We just watch how the market reacts to important news. By big news, I mean any event that has three levels of volatility on any economic calendar.

Let's say that you are seeing an uptrend in your chosen trading instrument and are looking for buying opportunities. Or perhaps you are already long and want to increase your position by pyramiding .

Watching the reaction of a trading instrument after a news event, you can understand the mood of the market. Don't forget that we only need to pay attention to the most important news.

Below is a table that shows several different growth market scenarios and the sentiment associated with each:

NewsPriceMarket sentiment
Positivemoving upBullish
PositiveMoves sidewaysslightly bullish
PositiveMoves downStrongly bearish
NeutralMoves upBullish
NeutralMoves sidewaysNeutral
NeutralMoves downslightly bullish
NegativeMoves upStrongly bullish
NegativeMoves sidewaysslightly bullish
NegativeMoves downslightly bearish

As you can see from the table, if the news is negative or neutral, but the market continues to grow, this means that the mood in relation to the trading instrument is bullish. This is especially true if the news is negative but the price continues to move higher.

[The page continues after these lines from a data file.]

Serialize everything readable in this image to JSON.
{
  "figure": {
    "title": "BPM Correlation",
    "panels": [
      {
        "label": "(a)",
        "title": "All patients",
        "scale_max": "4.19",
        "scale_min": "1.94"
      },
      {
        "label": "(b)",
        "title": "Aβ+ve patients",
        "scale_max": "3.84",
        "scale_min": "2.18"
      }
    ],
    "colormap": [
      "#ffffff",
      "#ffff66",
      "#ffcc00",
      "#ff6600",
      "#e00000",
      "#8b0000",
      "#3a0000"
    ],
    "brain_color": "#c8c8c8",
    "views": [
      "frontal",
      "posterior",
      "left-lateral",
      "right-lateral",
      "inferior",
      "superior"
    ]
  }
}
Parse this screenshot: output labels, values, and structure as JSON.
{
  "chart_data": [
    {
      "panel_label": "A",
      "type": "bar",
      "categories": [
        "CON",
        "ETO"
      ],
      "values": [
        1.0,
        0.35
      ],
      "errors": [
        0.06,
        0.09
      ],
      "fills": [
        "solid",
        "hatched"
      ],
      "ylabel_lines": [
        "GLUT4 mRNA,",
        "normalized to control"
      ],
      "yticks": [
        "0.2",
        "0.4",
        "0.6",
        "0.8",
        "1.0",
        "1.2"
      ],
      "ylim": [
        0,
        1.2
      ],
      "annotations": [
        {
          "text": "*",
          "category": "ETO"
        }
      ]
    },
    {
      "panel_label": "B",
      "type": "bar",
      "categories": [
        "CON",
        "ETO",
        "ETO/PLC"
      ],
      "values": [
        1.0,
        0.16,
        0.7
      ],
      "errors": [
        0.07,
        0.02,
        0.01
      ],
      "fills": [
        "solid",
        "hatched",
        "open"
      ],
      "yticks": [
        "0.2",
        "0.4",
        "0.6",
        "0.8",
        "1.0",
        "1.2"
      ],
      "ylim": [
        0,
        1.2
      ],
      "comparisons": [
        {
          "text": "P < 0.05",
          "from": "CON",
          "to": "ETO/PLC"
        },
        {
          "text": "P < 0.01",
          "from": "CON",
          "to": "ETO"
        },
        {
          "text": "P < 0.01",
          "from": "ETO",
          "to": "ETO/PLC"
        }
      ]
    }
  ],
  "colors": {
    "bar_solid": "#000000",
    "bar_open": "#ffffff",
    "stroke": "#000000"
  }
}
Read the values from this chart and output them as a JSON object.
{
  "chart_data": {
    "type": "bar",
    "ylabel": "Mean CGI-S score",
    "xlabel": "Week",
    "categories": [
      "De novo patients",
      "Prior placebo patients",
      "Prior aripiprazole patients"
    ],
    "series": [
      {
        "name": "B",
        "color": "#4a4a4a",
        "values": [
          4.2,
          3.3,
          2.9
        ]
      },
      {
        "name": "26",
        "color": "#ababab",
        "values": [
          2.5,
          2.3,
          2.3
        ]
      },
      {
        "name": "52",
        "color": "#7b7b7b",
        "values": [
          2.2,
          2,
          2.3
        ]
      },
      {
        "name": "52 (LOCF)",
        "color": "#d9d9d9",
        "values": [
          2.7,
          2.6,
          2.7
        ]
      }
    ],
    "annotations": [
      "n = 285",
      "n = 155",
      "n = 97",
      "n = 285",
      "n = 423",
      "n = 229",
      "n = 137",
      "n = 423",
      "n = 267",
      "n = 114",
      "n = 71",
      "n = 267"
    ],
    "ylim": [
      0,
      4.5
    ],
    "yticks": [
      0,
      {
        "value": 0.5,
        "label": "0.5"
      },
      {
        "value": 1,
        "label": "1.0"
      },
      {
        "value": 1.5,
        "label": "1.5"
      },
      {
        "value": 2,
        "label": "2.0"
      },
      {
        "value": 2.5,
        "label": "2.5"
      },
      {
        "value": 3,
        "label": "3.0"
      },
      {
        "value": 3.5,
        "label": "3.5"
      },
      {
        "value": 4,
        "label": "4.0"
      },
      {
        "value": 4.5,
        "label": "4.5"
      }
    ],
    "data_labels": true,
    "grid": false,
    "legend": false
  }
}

A continued trend in the market on negative or neutral news is a bullish signal. This is a sign that the buyers are in control and therefore the trend is likely to continue. The opposite is true for a falling market that continues to decline on positive or neutral news, which is a sign of weakness.

Here are some examples of how news results can be used to determine market sentiment:


In the first illustration, we see that the price is moving up on negative news. We are seeing an unexpected market reaction, and this can be used. If the price rises against the backdrop of negative news, this means that the general mood in relation to this trading instrument is extremely optimistic.

Now let's see how positive news can help us gauge the mood of a rising market:


When it comes to positive news in a rising market, we expect the price to rise.

On the other hand, if the market moves sideways after positive news, this will be considered slightly bearish. Buyers are not in a hurry to open long positions, so it would be best for us to refrain from opening long trades.

Finally, if positive news appears in a rising market and the trading instrument loses its value, this is a sign that the buying power has dried up and the bears are now in complete control of the situation.

Summing up

The ability to read the market sentiment after the release of important news events will significantly increase your chances of becoming a profitable trader.

Many traders who use technical analysis feel that they do not need to pay attention to the news. To some extent, it is. However, observing exactly how the market reacts to certain news events is the backbone of price action trading and should therefore not be ignored.

Remember that there is no need to analyze or even understand the results of a particular news event. It is important to observe the market reaction to certain events after the fact.

Here are a few things to keep in mind before you start learning to read market sentiment:

  • News is a source of volatility in the market.
  • As price action traders, we are not interested in understanding the outcome of a news event. It is much more interesting for us to trace how the market reacts to the news.
  • You need to pay attention only to the most important news.
  • The most revealing signal is an unexpected rise in the market on negative news and an unexpected drop on positive news.
  • Using an estimate of market sentiment cannot be a trading strategy. Always use price action in conjunction with support and resistance levels to increase the odds in your favor.